Phillip D. Cagan

Phillip David Cagan ( born April 30, 1927 in Seattle, Washington, † June 15, 2012 in Palo Alto, California ) was an American economist and author. He was a professor of economics at Columbia University.

Biography

Born in Seattle, drew Cagan's family soon after Southern California has to offer. At the age of seventeen Cagan joined the Navy and fought in World War II. After the war, he began college studies at UCLA, where he graduated with a Bachelor of Arts in 1948. Cagan continued his studies at the University of Chicago continued. The Master of Arts in 1951, he received his Ph. D.. At the end of his university studies, he worked in Economics in 1961 for two years at the National Bureau of Economic Research ( NBRE ) in New York. Then Cagan took teaching assignments. He taught three years at the University of Chicago and then seven years at Brown University. In 1966 he became professor of economics at Columbia University. There he taught, with a break of 15 months, during which Cagan in the Council of Economic Advisors (CEA ) in Washington, DC worked for 30 years. During this time, Cagan has also worked for the American Enterprise Institute (AEI ) in Washington.

Cagan spent his last years in Palo Alto, where he died at the age of 85 years.

Scientific contribution

Cagan's efforts have focused on monetary policy and inflation control. He has written a number of articles, books and other writings on these and other topics of macroeconomics. Among his most famous publications include Determinants and Effects of Changes in the Stock of Money, 1875-1960, a work in which he "causal relationships in between changes in money, prices and output" investigated. The book, published in the NBER series, which also contains the authored by Milton Friedman and Anna J. Schwartz, Monetary History of the work of United States 1867-1960, was praised for its careful empirical work and the completeness of the presentation. The most important contribution Cagan will be considered hyperinflation in the edited tape of Milton Friedman Studies in the Quantity Theory of Money ( 1956) published article entitled The Monetary Dynamics of.

Selected Bibliography

  • Phillip Cagan: Studies in the Quantity Theory of Money. In: Milton Friedman ( ed.): The Monetary Dynamics of Hyperinflation. University of Chicago Press, Chicago, 1956, ISBN 0226264068
  • Phillip Cagan: Why Do We Use Money in Open Market Operations? . In: The Journal of Political Economy.

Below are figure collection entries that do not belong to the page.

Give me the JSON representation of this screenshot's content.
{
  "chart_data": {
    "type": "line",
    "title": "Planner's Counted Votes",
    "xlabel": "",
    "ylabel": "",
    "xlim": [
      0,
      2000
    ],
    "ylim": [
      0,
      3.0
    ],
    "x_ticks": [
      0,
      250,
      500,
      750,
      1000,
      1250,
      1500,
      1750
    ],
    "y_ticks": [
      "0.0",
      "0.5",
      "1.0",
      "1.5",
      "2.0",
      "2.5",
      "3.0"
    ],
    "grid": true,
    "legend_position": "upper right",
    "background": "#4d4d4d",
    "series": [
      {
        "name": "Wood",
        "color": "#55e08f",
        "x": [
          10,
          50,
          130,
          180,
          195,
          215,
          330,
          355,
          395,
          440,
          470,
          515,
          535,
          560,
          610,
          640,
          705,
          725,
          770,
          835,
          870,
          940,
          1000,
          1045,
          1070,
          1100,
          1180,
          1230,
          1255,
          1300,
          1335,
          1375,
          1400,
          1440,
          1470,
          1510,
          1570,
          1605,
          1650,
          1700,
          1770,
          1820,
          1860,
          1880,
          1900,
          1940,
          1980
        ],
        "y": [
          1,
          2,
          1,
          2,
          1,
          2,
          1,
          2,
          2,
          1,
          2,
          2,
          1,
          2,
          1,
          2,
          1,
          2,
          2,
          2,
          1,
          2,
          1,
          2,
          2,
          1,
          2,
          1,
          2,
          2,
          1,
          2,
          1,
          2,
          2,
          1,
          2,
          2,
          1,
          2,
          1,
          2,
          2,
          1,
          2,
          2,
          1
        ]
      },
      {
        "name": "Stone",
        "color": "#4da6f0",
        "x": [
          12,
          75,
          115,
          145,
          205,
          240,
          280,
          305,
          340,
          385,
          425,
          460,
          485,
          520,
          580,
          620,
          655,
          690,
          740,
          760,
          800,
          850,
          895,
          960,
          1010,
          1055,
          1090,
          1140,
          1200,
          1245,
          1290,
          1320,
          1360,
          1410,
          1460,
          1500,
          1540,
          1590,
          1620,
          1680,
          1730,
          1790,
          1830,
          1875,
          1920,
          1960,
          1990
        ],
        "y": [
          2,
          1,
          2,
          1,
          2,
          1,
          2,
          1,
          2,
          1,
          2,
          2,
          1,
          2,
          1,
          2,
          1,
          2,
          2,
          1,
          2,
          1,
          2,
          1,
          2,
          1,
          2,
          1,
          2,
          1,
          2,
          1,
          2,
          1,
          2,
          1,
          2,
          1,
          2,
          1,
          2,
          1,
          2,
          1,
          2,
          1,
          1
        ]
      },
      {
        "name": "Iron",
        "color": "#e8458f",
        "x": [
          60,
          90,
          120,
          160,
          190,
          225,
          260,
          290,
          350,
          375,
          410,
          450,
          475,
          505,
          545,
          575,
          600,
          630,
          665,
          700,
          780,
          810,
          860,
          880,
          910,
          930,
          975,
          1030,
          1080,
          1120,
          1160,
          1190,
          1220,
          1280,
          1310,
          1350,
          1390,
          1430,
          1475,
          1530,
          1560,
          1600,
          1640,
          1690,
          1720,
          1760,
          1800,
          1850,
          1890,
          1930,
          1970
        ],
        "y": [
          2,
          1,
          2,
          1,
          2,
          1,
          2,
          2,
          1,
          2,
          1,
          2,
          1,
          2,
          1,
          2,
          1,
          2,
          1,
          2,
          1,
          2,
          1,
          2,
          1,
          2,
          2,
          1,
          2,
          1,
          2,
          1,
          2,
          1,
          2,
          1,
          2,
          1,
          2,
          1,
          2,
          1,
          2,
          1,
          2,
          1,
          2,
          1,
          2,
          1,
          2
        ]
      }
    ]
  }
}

Volume 66, No. 1, February 1958, pp. 34-46.
  • Phillip Cagan: The Demand for Currency Relative to the Total Money Supply. In: The Journal of Political Economy. Volume 66, No. 4, August 1958, pp. 303-328.
  • Phillip Cagan: Determinants and Effects of Changes in the Stock of Money, 1875-1960. Columbia University Press, New York 1965.
  • Phillip Cagan: The Non - Neutrality of Money in the Long Run. A Discussion of the Critical Assumptions and Some Evidence. In: Journal of Money, Credit and Banking. Volume 1, No. 2, Conference on Money and Economic Growth. May 1969, pp. 207-227.
  • Phillip Cagan: Persistent Inflation: Historical and Policy Essays. Columbia University Press New York 1979.
  • Phillip Cagan: Reflections on Rational Expectations. In: Journal of Money, Credit and Banking. Volume 12, No. 4, Part 2: Rational Expectations. November 1980, pp. 826-832.
  • Phillip Cagan: The Choice Among Monetary Aggregates as Targets and Guides for Monetary Policy. In: Journal of Money, Credit and Banking. Volume 14, No. 4, Part 2: The Conduct of U.S. Monetary Policy. November 1982, pp. 661-686.
  • Phillip Cagan: Does endogeneity of the Money Supply disprove Monetary Effects on Economic Activity? . In: Journal of Macroeconomics. Volume 15, Summer 1993.
  • Phillip Cagan and William G. Dewald: The Conduct of U.S. Monetary Policy. Introduction. In: Journal of Money, Credit and Banking. Volume 14, No. 4, Part 2: The Conduct of U.S. Monetary Policy. November 1982, pp. 565-574.
  • Phillip Cagan and Gandolfi Arthur: The Lag in Monetary Policy as Implied by the Time Pattern of Monetary Effects on Interest Rates. In: The American Economic Review. Volume 59, No. 2, Papers and Proceedings of the Eighty -first Annual Meeting of the American Economic Association. May 1969, pp. 277-284.
  • Phillip Cagan and Anna J. Schwartz: Has the Growth of Money Substitutes Hindered Monetary Policy? . In: Journal of Money, Credit and Banking. Volume 7, No. 2, May 1975 pp. 137-159.
  • Phillip Cagan and Anna J. Schwartz: The National Bank Note Puzzle Reinterpreted. In: Journal of Money, Credit and Banking. Volume 23, No. 3, Part 1, August 1991, pp. 293-307.